Una domanda resta ancora senza risposta: perché dal momento che maggior parte delle persone contrae l’EBV solo alcune, una minimissima parte, sviluppano la sclerosi multipla? «Invertiamo i dati – propone Roberto Furlan, neurologo esperto di Sclerosi multipla, direttore dell’Istituto di neurologia sperimentale all’ospedale San Raffaele di Milano – e vediamo su poco meno di mille persone con EBV, solo una sviluppa la sclerosi multipla. Il virus è una condizione necessaria ma non sufficiente».
Il team di Harvard ha individuato anche un altro indizio sull’ipotesi che l’EBV possa innescare la sclerosi multipla: nel siero di coloro che hanno sviluppato la malattia, sono stati individuati segni di danni ai nervi che si sono manifestati dopo l’esposizione all’EBV ma prima della diagnosi ufficiale di SM. In particolare, hanno cercato una proteina chiamata catena leggera del neurofilamento, le cui concentrazioni aumentano nel sangue in seguito al danno alle cellule nervose. Questa proteina è aumentata nel siero di coloro che hanno sviluppato la sclerosi multipla, ma solo dopo che sono stati esposti a EBV. Per quelli nel gruppo di controllo, che non hanno mai sviluppato la sclerosi multipla, la concentrazione della catena leggera del neurofilamento nel sangue è rimasta la stessa prima e dopo aver contratto l’EBV; questo è in linea con l’idea che l’esposizione a EBV non fa scattare la sclerosi multipla in tutti, ma piuttosto solo nelle persone suscettibili.
Perché come detto, la maggior parte delle persone contrae l’EBV, ma solo pochissime sviluppano la sclerosi multipla, quali sono gli altri fattori di rischio?

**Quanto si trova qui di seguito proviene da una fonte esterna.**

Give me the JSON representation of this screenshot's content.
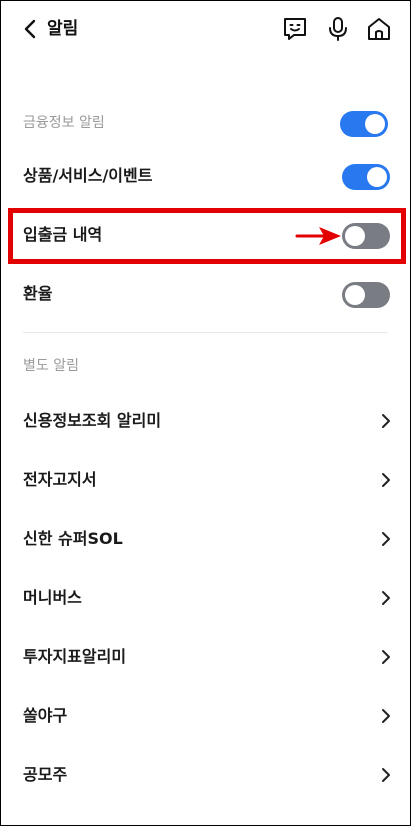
{
  "header": {
    "title": "알림",
    "icons": [
      "back-icon",
      "chat-bot-icon",
      "microphone-icon",
      "home-icon"
    ]
  },
  "sections": {
    "financial": {
      "title": "금융정보 알림"
    },
    "separate": {
      "title": "별도 알림"
    }
  },
  "toggles": [
    {
      "label": "상품/서비스/이벤트",
      "on": true
    },
    {
      "label": "입출금 내역",
      "on": false
    },
    {
      "label": "환율",
      "on": false
    }
  ],
  "financial_master_on": true,
  "links": [
    {
      "label": "신용정보조회 알리미"
    },
    {
      "label": "전자고지서"
    },
    {
      "label": "신한 슈퍼SOL"
    },
    {
      "label": "머니버스"
    },
    {
      "label": "투자지표알리미"
    },
    {
      "label": "쏠야구"
    },
    {
      "label": "공모주"
    }
  ],
  "colors": {
    "toggle_on": "#2879f0",
    "toggle_off": "#7a7c84",
    "highlight": "#e30000"
  }
}
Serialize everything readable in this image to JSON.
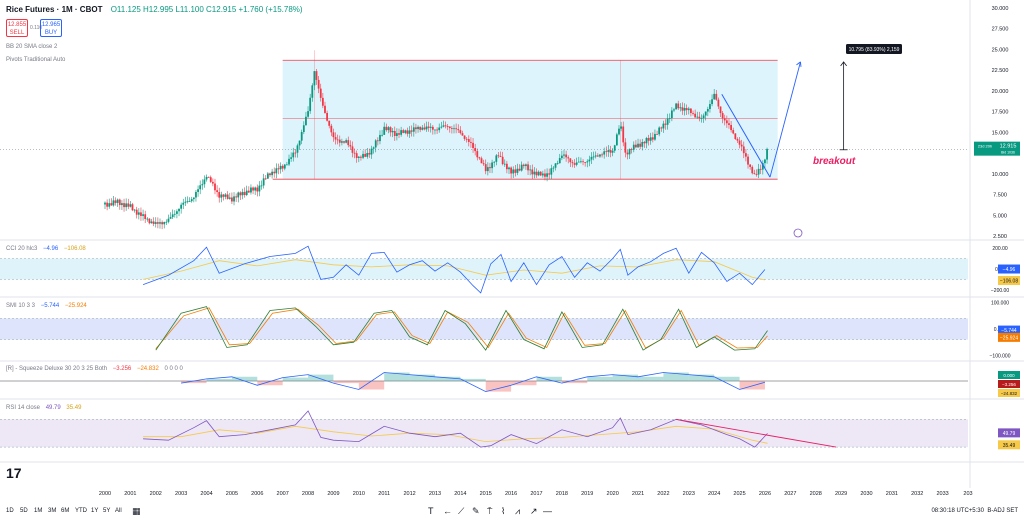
{
  "header": {
    "symbol": "Rice Futures · 1M · CBOT",
    "ohlc": "O11.125 H12.995 L11.100 C12.915 +1.760 (+15.78%)",
    "sell_price": "12.855",
    "sell_label": "SELL",
    "spread": "0.110",
    "buy_price": "12.965",
    "buy_label": "BUY",
    "bb_label": "BB 20 SMA close 2",
    "pivots_label": "Pivots Traditional Auto"
  },
  "chart_data": [
    {
      "type": "line",
      "panel": "price",
      "x": [
        2000.0,
        2000.5,
        2001.0,
        2001.5,
        2002.0,
        2002.5,
        2003.0,
        2003.5,
        2004.0,
        2004.5,
        2005.0,
        2005.5,
        2006.0,
        2006.5,
        2007.0,
        2007.5,
        2008.0,
        2008.25,
        2008.5,
        2009.0,
        2009.5,
        2010.0,
        2010.5,
        2011.0,
        2011.5,
        2012.0,
        2012.5,
        2013.0,
        2013.5,
        2014.0,
        2014.5,
        2015.0,
        2015.5,
        2016.0,
        2016.5,
        2017.0,
        2017.5,
        2018.0,
        2018.5,
        2019.0,
        2019.5,
        2020.0,
        2020.3,
        2020.5,
        2021.0,
        2021.5,
        2022.0,
        2022.5,
        2023.0,
        2023.5,
        2024.0,
        2024.3,
        2024.6,
        2025.0,
        2025.3,
        2025.6,
        2025.9,
        2026.1
      ],
      "y": [
        6.3,
        6.6,
        6.0,
        4.8,
        3.9,
        4.4,
        6.2,
        7.2,
        9.8,
        7.4,
        7.0,
        7.8,
        8.2,
        10.1,
        10.8,
        12.6,
        17.5,
        22.5,
        19.0,
        14.2,
        13.8,
        11.8,
        12.8,
        15.5,
        14.8,
        15.2,
        15.6,
        15.4,
        15.8,
        15.0,
        13.2,
        10.4,
        12.2,
        10.1,
        11.0,
        9.9,
        10.0,
        12.3,
        11.2,
        11.6,
        12.4,
        12.8,
        16.0,
        12.5,
        13.5,
        14.2,
        15.8,
        18.2,
        17.6,
        16.5,
        19.5,
        17.0,
        15.6,
        13.6,
        11.6,
        9.6,
        11.1,
        12.915
      ],
      "yticks": [
        "2.500",
        "5.000",
        "7.500",
        "10.000",
        "12.500",
        "15.000",
        "17.500",
        "20.000",
        "22.500",
        "25.000",
        "27.500",
        "30.000"
      ],
      "ylim": [
        2.5,
        30
      ],
      "xticks": [
        "2000",
        "2001",
        "2002",
        "2003",
        "2004",
        "2005",
        "2006",
        "2007",
        "2008",
        "2009",
        "2010",
        "2011",
        "2012",
        "2013",
        "2014",
        "2015",
        "2016",
        "2017",
        "2018",
        "2019",
        "2020",
        "2021",
        "2022",
        "2023",
        "2024",
        "2025",
        "2026",
        "2027",
        "2028",
        "2029",
        "2030",
        "2031",
        "2032",
        "2033",
        "203"
      ],
      "range_top": 23.7,
      "range_bottom": 9.35,
      "range_x": [
        2007.0,
        2026.5
      ],
      "mid_line": 16.7,
      "measure_label": "10.795 (83.93%) 2,159",
      "annotation": "breakout",
      "last_price": "12.915",
      "last_price_time": "23d 20h",
      "last_price_sub": "Bid 1036"
    },
    {
      "type": "line",
      "panel": "cci",
      "label": "CCI 20 hlc3",
      "value1": "−4.96",
      "value2": "−106.08",
      "yticks": [
        "200.00",
        "0.00",
        "−200.00"
      ],
      "ylim": [
        -260,
        260
      ],
      "x": [
        2001.5,
        2002.5,
        2003.5,
        2004.0,
        2004.5,
        2005.5,
        2006.5,
        2007.5,
        2008.0,
        2008.5,
        2009.0,
        2009.5,
        2010.0,
        2010.5,
        2011.0,
        2011.5,
        2012.0,
        2012.5,
        2013.0,
        2013.5,
        2014.0,
        2014.5,
        2014.8,
        2015.2,
        2015.6,
        2016.0,
        2016.5,
        2017.0,
        2017.5,
        2018.0,
        2018.5,
        2019.0,
        2019.5,
        2020.0,
        2020.3,
        2020.6,
        2021.0,
        2021.5,
        2022.0,
        2022.5,
        2023.0,
        2023.5,
        2024.0,
        2024.5,
        2025.0,
        2025.5,
        2026.0
      ],
      "y": [
        -150,
        -60,
        80,
        210,
        -40,
        50,
        120,
        150,
        220,
        -100,
        -80,
        40,
        -60,
        150,
        160,
        -30,
        40,
        80,
        -20,
        60,
        -30,
        -160,
        -230,
        50,
        140,
        -120,
        60,
        -150,
        40,
        120,
        -80,
        60,
        -20,
        100,
        190,
        -60,
        20,
        70,
        150,
        200,
        -40,
        160,
        60,
        -120,
        -40,
        -150,
        -5
      ],
      "x2": [
        2001.5,
        2003,
        2004.5,
        2006,
        2007.5,
        2009,
        2010.5,
        2012,
        2013.5,
        2015,
        2016.5,
        2018,
        2019.5,
        2021,
        2022.5,
        2024,
        2025.5,
        2026
      ],
      "y2": [
        -100,
        -20,
        80,
        30,
        90,
        40,
        20,
        40,
        30,
        -60,
        -10,
        -40,
        30,
        20,
        90,
        70,
        -80,
        -106
      ]
    },
    {
      "type": "line",
      "panel": "smi",
      "label": "SMI 10 3 3",
      "value1": "−5.744",
      "value2": "−25.924",
      "yticks": [
        "100.000",
        "0.000",
        "−100.000"
      ],
      "ylim": [
        -110,
        110
      ],
      "x": [
        2002.0,
        2003.0,
        2004.0,
        2004.8,
        2005.6,
        2006.5,
        2007.5,
        2008.3,
        2009.0,
        2009.8,
        2010.6,
        2011.3,
        2012.0,
        2012.7,
        2013.4,
        2014.2,
        2015.0,
        2015.8,
        2016.5,
        2017.3,
        2018.0,
        2018.8,
        2019.6,
        2020.4,
        2021.2,
        2021.9,
        2022.6,
        2023.3,
        2024.0,
        2024.8,
        2025.6,
        2026.1
      ],
      "y": [
        -80,
        60,
        85,
        -70,
        -60,
        70,
        80,
        10,
        -60,
        -50,
        60,
        70,
        -30,
        -60,
        70,
        20,
        -80,
        70,
        -40,
        -75,
        65,
        -70,
        -60,
        75,
        -80,
        -40,
        75,
        -70,
        -30,
        -80,
        -75,
        -6
      ],
      "x2": [
        2002.0,
        2003.1,
        2004.1,
        2004.9,
        2005.7,
        2006.6,
        2007.6,
        2008.4,
        2009.1,
        2009.9,
        2010.7,
        2011.4,
        2012.1,
        2012.8,
        2013.5,
        2014.3,
        2015.1,
        2015.9,
        2016.6,
        2017.4,
        2018.1,
        2018.9,
        2019.7,
        2020.5,
        2021.3,
        2022.0,
        2022.7,
        2023.4,
        2024.1,
        2024.9,
        2025.7,
        2026.1
      ],
      "y2": [
        -75,
        50,
        80,
        -60,
        -55,
        60,
        75,
        15,
        -55,
        -45,
        55,
        65,
        -25,
        -55,
        65,
        25,
        -70,
        60,
        -35,
        -70,
        60,
        -62,
        -55,
        70,
        -72,
        -35,
        70,
        -62,
        -25,
        -72,
        -70,
        -26
      ]
    },
    {
      "type": "area",
      "panel": "squeeze",
      "label": "[R] - Squeeze Deluxe 30 20 3 25 Both",
      "value1": "−3.256",
      "value2": "−24.832",
      "extra_values": [
        "0",
        "0",
        "0",
        "0"
      ],
      "box_values": [
        "0.000",
        "−3.256",
        "−24.832"
      ],
      "ylim": [
        -40,
        40
      ],
      "x": [
        2003.0,
        2004.0,
        2005.0,
        2006.0,
        2007.0,
        2008.0,
        2009.0,
        2010.0,
        2011.0,
        2012.0,
        2013.0,
        2014.0,
        2015.0,
        2016.0,
        2017.0,
        2018.0,
        2019.0,
        2020.0,
        2021.0,
        2022.0,
        2023.0,
        2024.0,
        2025.0,
        2026.0
      ],
      "y": [
        -5,
        5,
        10,
        -10,
        8,
        15,
        -5,
        -20,
        20,
        15,
        10,
        5,
        -25,
        -10,
        10,
        -5,
        10,
        15,
        10,
        20,
        15,
        10,
        -20,
        -3
      ]
    },
    {
      "type": "line",
      "panel": "rsi",
      "label": "RSI 14 close",
      "value1": "49.79",
      "value2": "35.49",
      "yticks": [],
      "ylim": [
        10,
        95
      ],
      "x": [
        2001.5,
        2002.5,
        2003.5,
        2004.0,
        2004.5,
        2005.5,
        2006.5,
        2007.5,
        2008.0,
        2008.5,
        2009.0,
        2010.0,
        2011.0,
        2012.0,
        2013.0,
        2014.0,
        2014.8,
        2015.2,
        2016.0,
        2017.0,
        2018.0,
        2019.0,
        2020.0,
        2020.3,
        2020.6,
        2021.5,
        2022.5,
        2023.5,
        2024.0,
        2024.5,
        2025.0,
        2025.6,
        2026.1
      ],
      "y": [
        42,
        40,
        58,
        68,
        45,
        48,
        55,
        62,
        82,
        44,
        40,
        38,
        60,
        50,
        45,
        50,
        30,
        32,
        48,
        35,
        55,
        45,
        58,
        72,
        48,
        55,
        70,
        62,
        55,
        48,
        42,
        30,
        49.8
      ],
      "x2": [
        2001.5,
        2003,
        2004.5,
        2006,
        2007.5,
        2009,
        2010.5,
        2012,
        2013.5,
        2015,
        2016.5,
        2018,
        2019.5,
        2021,
        2022.5,
        2024,
        2025.5,
        2026.1
      ],
      "y2": [
        45,
        45,
        55,
        50,
        60,
        52,
        46,
        50,
        48,
        38,
        42,
        44,
        48,
        52,
        60,
        56,
        40,
        35.5
      ]
    }
  ],
  "toolbar": {
    "timeframes": [
      "1D",
      "5D",
      "1M",
      "3M",
      "6M",
      "YTD",
      "1Y",
      "5Y",
      "All"
    ],
    "clock": "08:30:18 UTC+5:30",
    "flags": "B-ADJ  SET",
    "logo": "17"
  },
  "colors": {
    "up": "#089981",
    "down": "#f23645",
    "range_fill": "#d6f1fb",
    "range_line": "#f23645",
    "trend_line": "#2962ff",
    "cci": "#2962ff",
    "cci_signal": "#f7c948",
    "smi_fill": "#dde4fb",
    "rsi": "#7e57c2",
    "rsi_fill": "#ede7f6",
    "annotation": "#e91e63"
  }
}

«Come per tutte le malattie autoimmuni entrano in gioco più concause. Esistono altri co-fattori genetici e ambientali» spiega Furlan. «Non è una malattia genetica, infatti non sconsigliamo ai pazienti di avere figli. Basti pensare che la concordanza di malattia in gemelli omozigoti, identici, è relativamente bassa, sotto il 7%. Significa che nel 93% dei casi avere lo stesso Dna non fa venire la malattia, oltre al fatto che i gemelli condividono l’ambiente. Sono stati comunque identificati finora 140 geni in pazienti con sclerosi multipla che da soli hanno un impatto molto ridotto ma presi insieme contribuiscono alla predisposizione alla malattia. Fumo e bassi livelli di vitamina D sono altri fattori predisponenti oltre che al genere: per ogni maschio con sclerosi multipla ci sono 3,8 femmine».
Secondo gli autori all’interno di un contesto genetico e ambientale EBV potrebbe accendere la miccia che innesca lo sviluppo della sclerosi multipla. Ma forse in futuro, un vaccino EBV potrebbe impedire che quella miccia si accenda: «L’Epstein-Bar come tutti i virus degli herpes sono molto complessi perché mutano molto e finora non è stato possibile creare vaccini specifici nonostante l’impegno degli scienziati. Ora vediamo se la nuova tecnologia a mRNA può dare un valido contributo alla ricerca» conclude Furlan. L’azienda Moderna ha appena avviato uno studio clinico in fase 1 (Eclipse) per arrivare a creare un vaccino contro il virus di Epstein-Barr. Lo studio si svolgerà in circa 15 siti negli Stati Uniti e coinvolgerà circa 272 adulti sani di età compresa tra 18 e 30 anni. La sperimentazione dovrebbe concludersi nel giugno 2023. Anche Pfizer sta lavorando ad espandere la tecnologia mRNA, annunciando di aver cominciato a lavorare a un vaccino contro l’herpes zooster.